As soon as I wake up I begin thinking about food.  After breakfast, I am thinking about what I am going to make for lunch, and after lunch, I am thinking about what I am going to make for dinner, and after dinner, I am thinking about what I am going to make the following day.  I don’t food plan for the week and tend not to write shopping lists but rather am all about buying a plethora of random ingredients and figuring out what fun dishes I can make.  Cooking in my little kitchen soothes my soul and enables me to express myself.  To me, food is not just a basic life necessity but also one of the greatest pleasures in life.  I love to cook because I love to eat but nothing brings me greater joy than cooking for my friends and family and listening to their “food-gasms” as they dig in to one of my creations.

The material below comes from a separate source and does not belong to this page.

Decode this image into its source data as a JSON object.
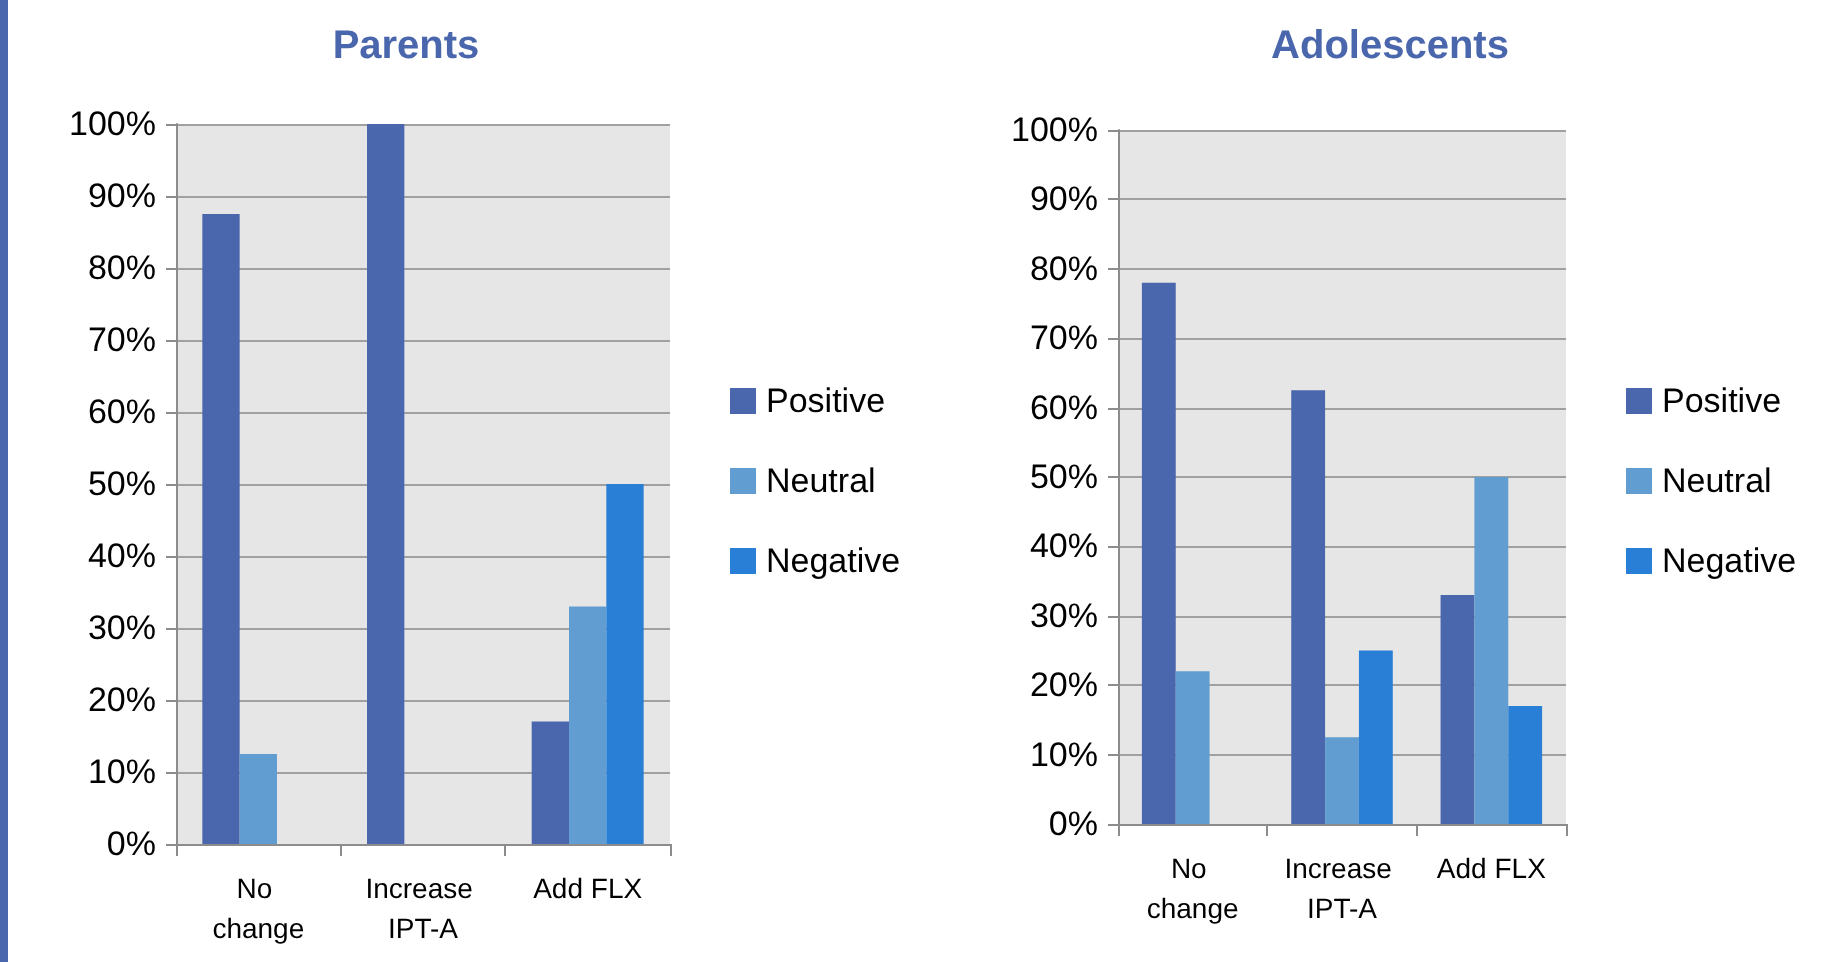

Me at an Indian Food cooking course

It is important that your taste buds are able to express themselves and an amazing meal enables them to do so.  The perfect blend of aromatic flavors will elicit a tongue tantalizing, tastebud teasing, moreish “food-gasm” and I rate the success of my meals by measuring their magnitude.

Despite my limited pallet growing up, I have become extremely adventurous in my eating and am eager to try any and all types of foods, especially local cuisines, which is how the name of my blog came to be.  A work colleague of mine took me to a township café and I bravely ordered tripe because I had never tried it before.  My friend dug in, slurping up the smelly, squidgy, multicolored grey, towel-material casings swimming in pale soup, and then, with a huge smile on his face, scooped up a spoonful for me to try.  I took a deep breath and as that spoonful fell into my mouth, I immediately had to pray to the food gods and center my chi in order to swallow.  And ever since, I vow to eat all things except for tripe.